Canadian credit union

Caisse populaire acadienne ltée, operating as UNI Financial Cooperation (UNI Coopération financière), is a Francophone credit union (caisse populaire) based in New Brunswick, Canada whose members are primarily Acadians. UNI's administrative headquarters are in Caraquet on the Acadian Peninsula.

The Fédération des caisses populaires acadiennes (the Fédération) was founded on December 3, 1946, shortly after the New Brunswick Credit Union League, created in 1938 as part of the popular Antigonish Movement, was divided into two separate entities.
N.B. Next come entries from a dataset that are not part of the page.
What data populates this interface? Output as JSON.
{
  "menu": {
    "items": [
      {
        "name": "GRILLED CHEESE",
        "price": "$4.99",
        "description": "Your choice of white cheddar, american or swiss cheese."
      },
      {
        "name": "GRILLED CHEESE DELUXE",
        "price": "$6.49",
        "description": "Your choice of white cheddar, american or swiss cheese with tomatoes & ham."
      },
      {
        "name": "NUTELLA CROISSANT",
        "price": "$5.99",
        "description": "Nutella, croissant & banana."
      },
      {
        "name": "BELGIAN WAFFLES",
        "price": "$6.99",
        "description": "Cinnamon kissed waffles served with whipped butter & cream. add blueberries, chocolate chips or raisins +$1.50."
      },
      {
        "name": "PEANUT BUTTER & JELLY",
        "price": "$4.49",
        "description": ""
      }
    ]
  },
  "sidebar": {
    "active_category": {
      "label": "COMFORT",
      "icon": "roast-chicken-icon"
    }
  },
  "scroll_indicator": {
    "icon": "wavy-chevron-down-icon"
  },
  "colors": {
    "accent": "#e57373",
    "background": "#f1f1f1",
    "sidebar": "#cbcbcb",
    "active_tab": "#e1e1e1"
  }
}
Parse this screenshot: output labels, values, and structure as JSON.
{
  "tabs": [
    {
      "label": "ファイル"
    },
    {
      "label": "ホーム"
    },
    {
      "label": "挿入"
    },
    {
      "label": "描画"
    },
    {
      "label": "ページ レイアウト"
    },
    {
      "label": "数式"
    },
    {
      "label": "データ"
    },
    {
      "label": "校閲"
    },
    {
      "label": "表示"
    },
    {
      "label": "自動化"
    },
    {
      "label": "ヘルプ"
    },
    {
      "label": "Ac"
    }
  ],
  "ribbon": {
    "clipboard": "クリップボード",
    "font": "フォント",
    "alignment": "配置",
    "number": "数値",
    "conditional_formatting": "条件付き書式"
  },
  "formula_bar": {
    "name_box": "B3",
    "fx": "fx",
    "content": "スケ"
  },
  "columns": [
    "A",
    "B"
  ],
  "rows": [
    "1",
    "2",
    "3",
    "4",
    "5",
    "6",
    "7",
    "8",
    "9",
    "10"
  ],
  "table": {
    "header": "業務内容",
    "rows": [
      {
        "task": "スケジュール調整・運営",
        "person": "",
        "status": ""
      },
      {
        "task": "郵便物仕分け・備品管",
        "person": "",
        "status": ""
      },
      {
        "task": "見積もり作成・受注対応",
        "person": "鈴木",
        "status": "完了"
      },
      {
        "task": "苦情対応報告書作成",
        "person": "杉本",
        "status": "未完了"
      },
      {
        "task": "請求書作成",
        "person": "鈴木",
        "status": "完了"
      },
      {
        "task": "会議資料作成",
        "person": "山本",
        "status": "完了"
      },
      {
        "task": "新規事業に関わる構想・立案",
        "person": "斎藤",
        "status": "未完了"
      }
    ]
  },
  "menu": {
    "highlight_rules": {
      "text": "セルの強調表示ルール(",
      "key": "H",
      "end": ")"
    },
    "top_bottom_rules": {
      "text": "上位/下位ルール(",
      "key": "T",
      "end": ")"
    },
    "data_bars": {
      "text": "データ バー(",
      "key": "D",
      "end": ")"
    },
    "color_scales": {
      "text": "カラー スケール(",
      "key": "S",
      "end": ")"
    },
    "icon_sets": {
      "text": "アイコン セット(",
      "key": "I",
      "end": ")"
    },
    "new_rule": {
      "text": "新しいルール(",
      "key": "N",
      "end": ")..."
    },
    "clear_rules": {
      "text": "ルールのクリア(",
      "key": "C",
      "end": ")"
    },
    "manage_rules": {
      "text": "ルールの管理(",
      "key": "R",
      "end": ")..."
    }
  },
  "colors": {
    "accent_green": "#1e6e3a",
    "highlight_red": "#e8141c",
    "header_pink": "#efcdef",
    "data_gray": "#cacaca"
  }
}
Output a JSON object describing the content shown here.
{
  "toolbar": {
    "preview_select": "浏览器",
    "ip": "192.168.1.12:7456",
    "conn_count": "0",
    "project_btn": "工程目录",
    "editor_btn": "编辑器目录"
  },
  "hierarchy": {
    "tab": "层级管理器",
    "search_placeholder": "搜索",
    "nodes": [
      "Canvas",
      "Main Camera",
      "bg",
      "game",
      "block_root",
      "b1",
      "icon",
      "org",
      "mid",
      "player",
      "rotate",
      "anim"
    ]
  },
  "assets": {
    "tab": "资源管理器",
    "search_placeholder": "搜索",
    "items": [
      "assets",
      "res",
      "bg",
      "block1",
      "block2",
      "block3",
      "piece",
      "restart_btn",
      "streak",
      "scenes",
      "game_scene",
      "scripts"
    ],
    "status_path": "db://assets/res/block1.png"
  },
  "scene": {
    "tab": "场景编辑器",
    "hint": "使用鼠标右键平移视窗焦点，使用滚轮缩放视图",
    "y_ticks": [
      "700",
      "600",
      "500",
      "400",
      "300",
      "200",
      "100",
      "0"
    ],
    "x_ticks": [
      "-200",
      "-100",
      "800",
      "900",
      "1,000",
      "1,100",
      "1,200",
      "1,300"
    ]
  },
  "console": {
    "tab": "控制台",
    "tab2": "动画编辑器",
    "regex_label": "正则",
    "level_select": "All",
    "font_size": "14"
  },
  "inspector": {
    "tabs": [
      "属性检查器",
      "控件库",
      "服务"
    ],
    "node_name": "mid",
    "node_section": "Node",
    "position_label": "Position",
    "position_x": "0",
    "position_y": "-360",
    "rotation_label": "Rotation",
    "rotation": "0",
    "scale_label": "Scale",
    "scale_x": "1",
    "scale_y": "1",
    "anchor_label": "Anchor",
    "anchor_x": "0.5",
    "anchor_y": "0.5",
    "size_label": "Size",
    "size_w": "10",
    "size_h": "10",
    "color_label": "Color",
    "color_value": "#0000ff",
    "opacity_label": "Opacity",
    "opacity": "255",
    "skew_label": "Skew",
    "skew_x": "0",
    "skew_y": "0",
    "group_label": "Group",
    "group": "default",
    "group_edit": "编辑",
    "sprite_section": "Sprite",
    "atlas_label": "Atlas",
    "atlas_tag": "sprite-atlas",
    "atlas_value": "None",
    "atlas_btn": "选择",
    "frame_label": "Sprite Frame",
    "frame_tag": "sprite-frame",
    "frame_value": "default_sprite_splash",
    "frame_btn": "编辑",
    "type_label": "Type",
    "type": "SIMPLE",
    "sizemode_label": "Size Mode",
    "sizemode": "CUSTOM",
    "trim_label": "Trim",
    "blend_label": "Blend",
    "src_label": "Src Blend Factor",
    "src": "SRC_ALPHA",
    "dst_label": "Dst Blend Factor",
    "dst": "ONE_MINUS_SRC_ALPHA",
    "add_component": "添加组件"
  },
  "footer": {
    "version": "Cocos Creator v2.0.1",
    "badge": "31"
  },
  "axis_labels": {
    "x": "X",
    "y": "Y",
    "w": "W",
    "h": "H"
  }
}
Factors that have contributed to the Mouvement's success were the catastrophic economic situation during the Great Depression, the minority status of the Acadians, and the dedication of its proponents, who included Livain Chiasson and first president, Martin J. Légère.

In 2014, the Mouvement des caisses populaires acadiennes (the Mouvement), comprising the Fédération, its supporting institutions and subsidiaries, adopted a “collective bridging” (merger) project resolution. 91% of members were in favour when the change was put to a vote. The Fédération became a single administrative entity with the merger of its 15 individual credit unions (caisses), operating 51 business locations from its headquarters in Caraquet.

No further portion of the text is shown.